Старший констэбль посмотрел на меня пристально, взглянул бегло на секретаря и потом на паспорт, который был вынут из мусорного ящика, после чего добродушно усмехнулся.

— Мне сейчас некогда… Занят делом по убийству Линдквиста. Можете выдать паспорт, раз уж написали… Он служил лишь солдатом, которого ввели в заблуждение. Я не хочу мстить, хотя сам и пострадал.

Я вздрогнул от ошеломления. Возможно ли, что констэбль не узнал меня. Вероятно, дело обстояло именно так.

— Вы того мнения, чтобы выдать? — спросил секретарь старшего констэбля.

— Да. Или можно еще у него расспросить, знает ли он что-либо об убийствах и грабежах. Хотя, впрочем, уже по его лицу видно, что это не разбойник и не бандит.

— Слышите ли? Старший констэбль спрашивает, видели ли вы убийц и бандитов на войне. Быть может, еще помните?

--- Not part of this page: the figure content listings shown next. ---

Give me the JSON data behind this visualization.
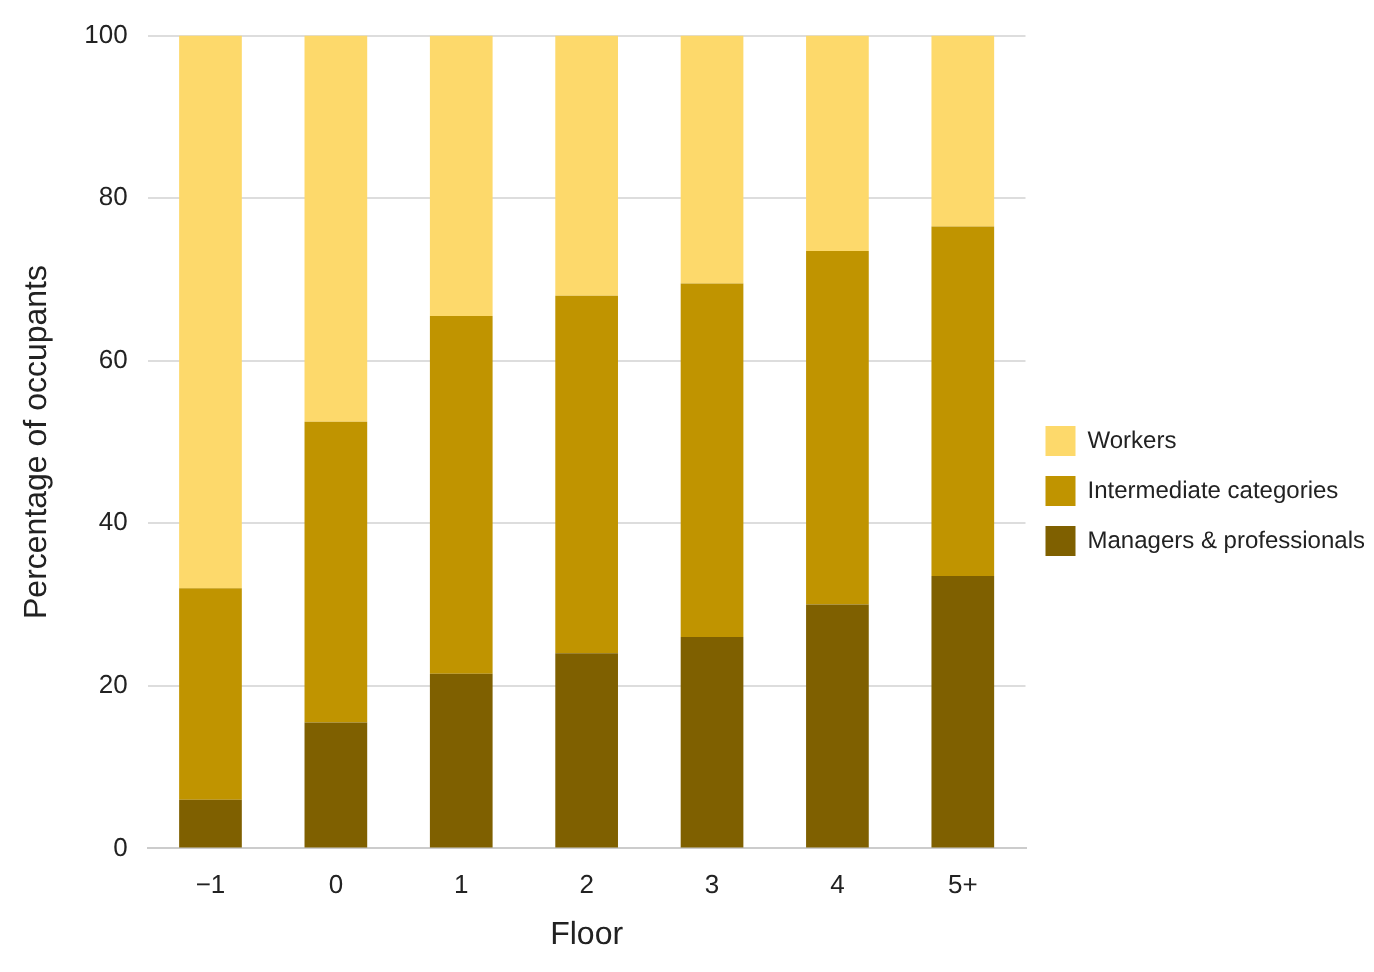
{
  "chart_data": {
    "type": "bar",
    "stacked": true,
    "xlabel": "Floor",
    "ylabel": "Percentage of occupants",
    "categories": [
      "−1",
      "0",
      "1",
      "2",
      "3",
      "4",
      "5+"
    ],
    "series": [
      {
        "name": "Managers & professionals",
        "color": "#7f6000",
        "values": [
          6,
          15.5,
          21.5,
          24,
          26,
          30,
          33.5
        ]
      },
      {
        "name": "Intermediate categories",
        "color": "#c09400",
        "values": [
          26,
          37,
          44,
          44,
          43.5,
          43.5,
          43
        ]
      },
      {
        "name": "Workers",
        "color": "#fdd96b",
        "values": [
          68,
          47.5,
          34.5,
          32,
          30.5,
          26.5,
          23.5
        ]
      }
    ],
    "ylim": [
      0,
      100
    ],
    "yticks": [
      0,
      20,
      40,
      60,
      80,
      100
    ],
    "grid": "y",
    "legend": "right"
  }
}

Но теперь я уже чувствовал себя уверенно. Схватил сахар и кофе, зажал пакеты подмышкой и сказал отчетливо и внятно:

— Я не намерен отвечать больше на ваши вопросы. Вы не имеете никакою права на основании каких-то пришедших вам в голову мыслей допрашивать меня как преступника. Если сейчас не выдадите паспорт, я обращусь к прокурору или градоначальнику. Не позволю издеваться надо мной.

Паспорт был выдан. Наконец-таки! Взгляд секретаря был изумленный.

— Пожалуйста, будьте добры, извините… Вам не следует оскорбляться; поймите, какие теперь времена. К нам обращаются за паспортами всевозможные субъекты… А вы очень подозрительны с вашими пакетами и карточками. Сравните-ка себя в зеркале с этой фотокарточкой: вы похудели так, как будто бы только что вернулись из концентрационного лагеря… Всего доброго! Только не сердитесь на полицейское управление и не говорите лишнего, чтобы вас там наверху не оштрафовали…

Он показал пером наверх. Там помещался суд.

Я довольный вышел на улицу. Победа осталась за мной. Бодрость моя возросла. Я уверенно зашагал к дому, повторяя про себя «назидательные» слова полицейского. На пути встретил мать. Она ходила получать деньги за вязальные работы и, кстати, продала на рынке какие-то вещи. Я передал ей пакет с кофе. Мы вместе пришли домой.